The Bank of Ghana's (BoG) policy is to ensure that the new GH¢100 and GH¢200 notes are in limited quantities so as not to add on to the amount of money to create inflationary pressures, the Director of Research, Mr Philip Abradu-Otoo, has said.

He said the BoG was guided by the adage that too much money in the economy caused inflation.

"What the Bank of Ghana will be doing is to put in the currency in very limited quantities in the sense that the currencies will only be issued to replace those that are earmarked for destruction by the Currency Department," he said at a BoG training for journalists in partnership with the Institute of Financial and Economic Journalists (IFEJ).

He said when those currencies were off the series and out of circulation, the new ones that would be put in the system would either be the GH¢100 or the GH¢200 note.

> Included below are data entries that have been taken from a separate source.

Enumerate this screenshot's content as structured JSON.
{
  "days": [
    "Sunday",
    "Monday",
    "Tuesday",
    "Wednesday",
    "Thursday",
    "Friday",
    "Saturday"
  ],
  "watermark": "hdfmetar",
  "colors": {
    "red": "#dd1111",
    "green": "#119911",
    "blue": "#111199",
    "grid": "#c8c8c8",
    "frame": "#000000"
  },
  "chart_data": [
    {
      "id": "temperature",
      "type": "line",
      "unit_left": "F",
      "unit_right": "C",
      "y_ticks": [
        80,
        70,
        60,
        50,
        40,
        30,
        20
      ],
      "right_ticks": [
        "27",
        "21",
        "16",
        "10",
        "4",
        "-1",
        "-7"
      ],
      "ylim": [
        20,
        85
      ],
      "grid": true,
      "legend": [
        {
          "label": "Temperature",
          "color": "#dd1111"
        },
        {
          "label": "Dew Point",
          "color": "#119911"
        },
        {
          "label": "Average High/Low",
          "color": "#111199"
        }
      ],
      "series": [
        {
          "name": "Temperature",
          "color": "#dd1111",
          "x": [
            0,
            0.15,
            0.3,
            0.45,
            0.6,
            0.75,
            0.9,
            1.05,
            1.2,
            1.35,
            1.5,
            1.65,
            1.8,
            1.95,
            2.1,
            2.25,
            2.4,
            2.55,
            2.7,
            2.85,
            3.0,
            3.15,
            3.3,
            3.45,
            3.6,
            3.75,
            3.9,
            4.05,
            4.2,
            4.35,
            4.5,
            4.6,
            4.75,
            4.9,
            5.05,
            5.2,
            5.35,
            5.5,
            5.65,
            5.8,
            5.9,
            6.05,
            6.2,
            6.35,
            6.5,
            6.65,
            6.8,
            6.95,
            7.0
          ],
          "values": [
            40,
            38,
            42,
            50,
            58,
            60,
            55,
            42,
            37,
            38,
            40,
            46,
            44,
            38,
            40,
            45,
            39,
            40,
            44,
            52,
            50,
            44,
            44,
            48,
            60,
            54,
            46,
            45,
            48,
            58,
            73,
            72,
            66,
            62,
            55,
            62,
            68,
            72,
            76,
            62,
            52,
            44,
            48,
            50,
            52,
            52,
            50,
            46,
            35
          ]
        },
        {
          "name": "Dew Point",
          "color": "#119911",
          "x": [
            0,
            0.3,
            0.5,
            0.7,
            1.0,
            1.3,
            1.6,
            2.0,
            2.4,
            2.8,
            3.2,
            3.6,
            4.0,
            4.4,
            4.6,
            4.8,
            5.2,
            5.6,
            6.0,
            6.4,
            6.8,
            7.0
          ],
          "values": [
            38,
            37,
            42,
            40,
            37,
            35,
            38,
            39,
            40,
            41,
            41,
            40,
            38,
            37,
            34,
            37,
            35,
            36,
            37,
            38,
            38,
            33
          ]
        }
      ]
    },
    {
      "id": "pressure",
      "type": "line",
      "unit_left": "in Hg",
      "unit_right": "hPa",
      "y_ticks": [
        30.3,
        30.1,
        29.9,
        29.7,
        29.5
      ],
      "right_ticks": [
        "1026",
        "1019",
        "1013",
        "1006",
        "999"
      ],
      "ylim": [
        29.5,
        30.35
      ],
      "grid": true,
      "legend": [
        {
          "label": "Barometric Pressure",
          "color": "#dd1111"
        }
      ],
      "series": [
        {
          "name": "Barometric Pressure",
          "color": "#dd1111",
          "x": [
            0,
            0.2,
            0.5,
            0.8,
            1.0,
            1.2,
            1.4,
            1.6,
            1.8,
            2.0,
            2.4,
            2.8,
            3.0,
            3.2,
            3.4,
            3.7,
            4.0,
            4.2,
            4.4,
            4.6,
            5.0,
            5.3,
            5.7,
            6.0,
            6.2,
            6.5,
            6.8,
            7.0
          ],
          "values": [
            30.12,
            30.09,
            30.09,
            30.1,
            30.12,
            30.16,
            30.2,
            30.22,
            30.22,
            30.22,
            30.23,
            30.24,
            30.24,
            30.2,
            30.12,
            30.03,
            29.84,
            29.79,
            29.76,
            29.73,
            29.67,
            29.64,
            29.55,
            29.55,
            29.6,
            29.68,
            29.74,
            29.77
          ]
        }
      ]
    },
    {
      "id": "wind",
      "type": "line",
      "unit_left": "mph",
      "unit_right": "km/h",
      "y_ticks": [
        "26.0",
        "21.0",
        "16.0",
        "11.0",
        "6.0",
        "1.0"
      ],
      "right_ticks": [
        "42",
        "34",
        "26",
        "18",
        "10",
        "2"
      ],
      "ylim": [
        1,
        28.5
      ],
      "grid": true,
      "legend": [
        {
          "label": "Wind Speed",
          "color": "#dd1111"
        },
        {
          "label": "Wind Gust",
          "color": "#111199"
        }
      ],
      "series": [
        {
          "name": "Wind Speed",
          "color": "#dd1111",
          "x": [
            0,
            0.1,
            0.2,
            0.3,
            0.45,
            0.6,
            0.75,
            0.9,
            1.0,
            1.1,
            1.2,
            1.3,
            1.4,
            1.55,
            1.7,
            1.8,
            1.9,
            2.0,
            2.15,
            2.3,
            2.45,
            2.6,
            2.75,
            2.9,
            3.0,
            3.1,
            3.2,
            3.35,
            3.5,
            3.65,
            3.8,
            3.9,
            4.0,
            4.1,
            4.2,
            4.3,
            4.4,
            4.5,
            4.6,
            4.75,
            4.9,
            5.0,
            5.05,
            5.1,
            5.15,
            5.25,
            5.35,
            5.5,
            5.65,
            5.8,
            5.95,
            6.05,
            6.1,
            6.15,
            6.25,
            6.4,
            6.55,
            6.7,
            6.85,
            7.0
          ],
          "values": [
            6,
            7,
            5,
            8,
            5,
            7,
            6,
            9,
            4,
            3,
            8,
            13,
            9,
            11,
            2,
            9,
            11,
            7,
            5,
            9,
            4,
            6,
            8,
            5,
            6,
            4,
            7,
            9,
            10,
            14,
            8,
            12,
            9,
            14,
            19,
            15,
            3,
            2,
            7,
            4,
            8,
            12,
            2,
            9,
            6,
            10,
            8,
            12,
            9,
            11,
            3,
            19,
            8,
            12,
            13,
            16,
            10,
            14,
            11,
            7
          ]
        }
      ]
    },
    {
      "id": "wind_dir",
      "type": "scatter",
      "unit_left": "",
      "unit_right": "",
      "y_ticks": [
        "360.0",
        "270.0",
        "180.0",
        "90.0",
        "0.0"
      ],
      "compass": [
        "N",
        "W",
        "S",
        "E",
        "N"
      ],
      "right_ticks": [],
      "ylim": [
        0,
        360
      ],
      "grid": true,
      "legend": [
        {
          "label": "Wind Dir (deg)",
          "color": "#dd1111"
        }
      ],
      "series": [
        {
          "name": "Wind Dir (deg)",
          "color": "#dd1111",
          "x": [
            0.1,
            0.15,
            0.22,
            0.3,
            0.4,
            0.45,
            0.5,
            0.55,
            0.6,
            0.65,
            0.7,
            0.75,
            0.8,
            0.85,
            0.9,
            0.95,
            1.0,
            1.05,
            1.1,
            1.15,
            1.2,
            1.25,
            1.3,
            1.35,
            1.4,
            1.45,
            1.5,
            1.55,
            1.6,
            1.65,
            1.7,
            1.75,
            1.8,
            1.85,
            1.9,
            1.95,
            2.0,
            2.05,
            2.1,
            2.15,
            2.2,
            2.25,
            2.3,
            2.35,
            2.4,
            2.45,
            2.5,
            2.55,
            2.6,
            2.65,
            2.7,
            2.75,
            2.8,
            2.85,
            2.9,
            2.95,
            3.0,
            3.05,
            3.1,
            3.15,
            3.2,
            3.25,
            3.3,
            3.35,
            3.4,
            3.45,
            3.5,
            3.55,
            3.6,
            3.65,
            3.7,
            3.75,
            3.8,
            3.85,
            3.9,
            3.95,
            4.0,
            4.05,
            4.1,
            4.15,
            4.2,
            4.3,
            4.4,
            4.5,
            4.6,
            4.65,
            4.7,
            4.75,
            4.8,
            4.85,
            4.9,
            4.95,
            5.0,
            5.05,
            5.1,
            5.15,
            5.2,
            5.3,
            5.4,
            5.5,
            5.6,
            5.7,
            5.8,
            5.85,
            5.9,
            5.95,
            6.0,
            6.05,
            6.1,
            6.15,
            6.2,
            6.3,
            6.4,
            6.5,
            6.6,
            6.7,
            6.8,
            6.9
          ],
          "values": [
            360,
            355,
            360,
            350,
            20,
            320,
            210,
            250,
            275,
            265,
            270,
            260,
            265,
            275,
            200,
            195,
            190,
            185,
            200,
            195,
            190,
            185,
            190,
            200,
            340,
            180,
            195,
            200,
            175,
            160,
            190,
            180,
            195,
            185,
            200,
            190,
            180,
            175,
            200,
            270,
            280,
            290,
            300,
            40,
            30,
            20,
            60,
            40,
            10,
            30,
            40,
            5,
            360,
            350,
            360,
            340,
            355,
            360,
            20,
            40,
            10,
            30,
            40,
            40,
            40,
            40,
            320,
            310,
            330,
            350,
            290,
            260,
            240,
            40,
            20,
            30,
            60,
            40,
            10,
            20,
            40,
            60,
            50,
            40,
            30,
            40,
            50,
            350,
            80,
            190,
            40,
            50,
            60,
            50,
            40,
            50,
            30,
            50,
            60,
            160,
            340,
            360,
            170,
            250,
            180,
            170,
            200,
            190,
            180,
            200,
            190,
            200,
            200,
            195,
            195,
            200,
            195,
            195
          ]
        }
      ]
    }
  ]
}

By so doing, he said the stock of money in the system would be kept constant to ensure that it did not add to inflation in the economy.

"I am very confident that the issue of inflation rising out of the introduction of these new notes will be muted,"  he stated.

Processes
Mr Abradu-Otoo explained that the process to introduce the new denominations started in March 2017 when the BoG took another look at its own currency management process.

He deduced that similar to all jurisdictions, countries reassessed their currencies every five to 10 years to see if they needed to bring on board new higher denominations to facilitate economic transactions.

Consequently, he said as part of the research, the bank visited all market centres, talked to market women and tried to assess from the traders which of the currency notes did not help to facilitate their business.

"It emerged that about 70 per cent of the population still relied on cash for transactions despite efforts to move towards electronic banking," he stated.

He also said it was realised that the economy was gradually moving to the stage when high valued transactions were conducted in large sacks, and which all create inefficiency.

"So the central bank did not just print the new denominations. It has been two years of thinking and of work," he added.

The training
The training was organised on the theme 'Achieving Sustainable and Balanced Growth in the Banking Sector’ to enhance the knowledge of financial and economic journalists on reporting in the financial sector.

It is also part of the financial literacy programme or campaign of the BoG to empower journalists to report on the sector.